The seeking of Jesus is our main duty as Christians. To know Jesus better through prayer, worship, contemplation of his acts of healing, his words pulls ever closer to God’s will for us. Not to worship him alone, although he is divine, but to also see where he points to the God that has created and sustains us, who nurtures and loves us, in good times and in troubling times. Today Jesus’ words tell us about the sacrifice of life for eternal life, how, to be close to God, we must be far from the parts of ourselves that only see our little world and nothing outside.
“Sir, we wish to see Jesus,” the Greeks say, but do they know what they really are asking? Jesus says that seeking him is to seek to be a servant. Whoever serves Christ will serve God.
So on this last Sunday before the passion, Jesus asks us to give up our life in service to him and to God. What is your service? What do you give of yourself?
Service calls us to use what God has given us, our talents as parents, aunts, uncles, grandparents. Our gifts of vocation, whether around the house or outside in the workaday world. Our money and time in service to the world, to reduce suffering and build up God’s peace and justice. Our very self is asked in service to God.
Our Lenten study has taken us into the rule of the Benedictines, to see how the life of monks can inform our own life as servants who live in the world.

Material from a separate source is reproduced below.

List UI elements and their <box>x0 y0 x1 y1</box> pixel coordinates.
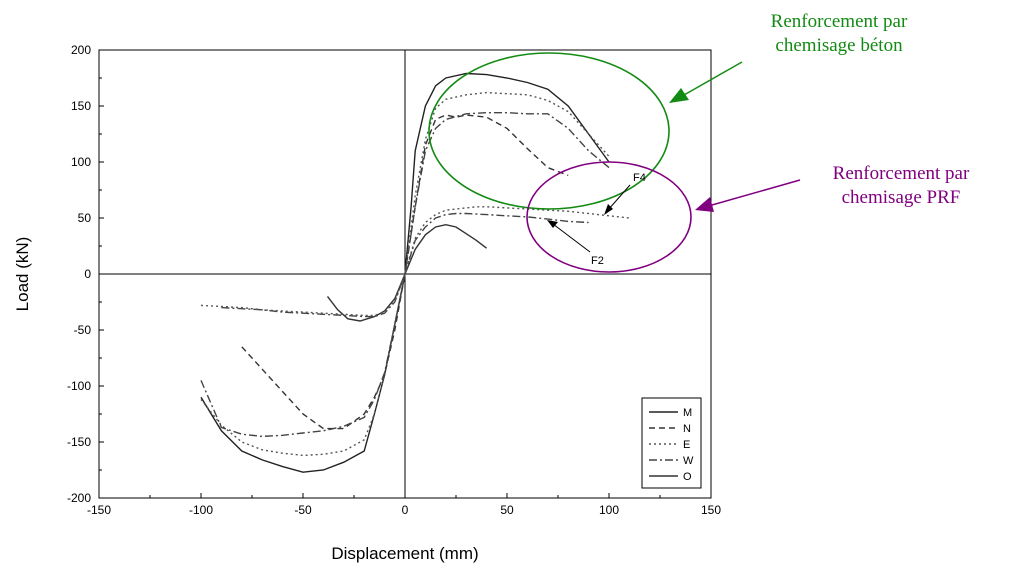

We have seen that both work and rest need to be balanced. While the monks pray and work together in a more intense way, our own balance of prayer and work can be nurtured. We have looked at the word obedience, how it is connected to the word hearing. Obedience then first leads us to listen to God around us in order to follow where God leads us. All this leads to conversion of life—a turning around where we are shown how we fail ourselves and God.
Benedictine spirituality has many things to teach us who live in the world, many life-giving words of wisdom for living faithfully as servants of God.
The public television series Downton Abby had as its theme the life of servants in a different sense—these servants of a British nobleman worked not for God but for another person, giving up their homes and family life for the life of the baron’s family. In return they were cared for, but the series clearly showed that the life of household servants was secondary to the life of the family they served. This is not how service for God works.
When we are God’s servants, we are loved for who we are, our talents are nurtured, our gifts multiply and we enter into the full understanding of all that we are and all that we have been given. We put God as central to our lives, and begin to see that God has made us central to his work for the world. Instead of second-class citizens working for a self-consumed boss, we work together with God to make the world a place of love for all.
Instead of working for the glory of the boss, we glorify God in our service, and thus work for the dignity of every human being. God’s service doesn’t require that we ignore our needs, but that we put them in balance with the needs of the world, as the Benedictines have taught us to do.
Our life of service calls us out of our self-centered pettiness, into a life of living for the peace and justice of all God’s creation. Instead of being cast out of creation, we become co-creators with God, listening for the word of God and heeding its call.
Where God will call us to serve we do not know. I got called to this parish in Boone County Illinois. God called some of you to be parents, some to be teachers, some to be caretakers of the environment. Your service means that God’s work can be done, perhaps not in our time, but in the scheme of eternity. Jesus tells us that our service bears much fruit. Without dying to self, our fruit will fall to the ground and wither, but with our service, our self will die and we will bear the fruit that gives life.
May you hear where God calls you into service that feeds you and builds up the peace and justice of the world.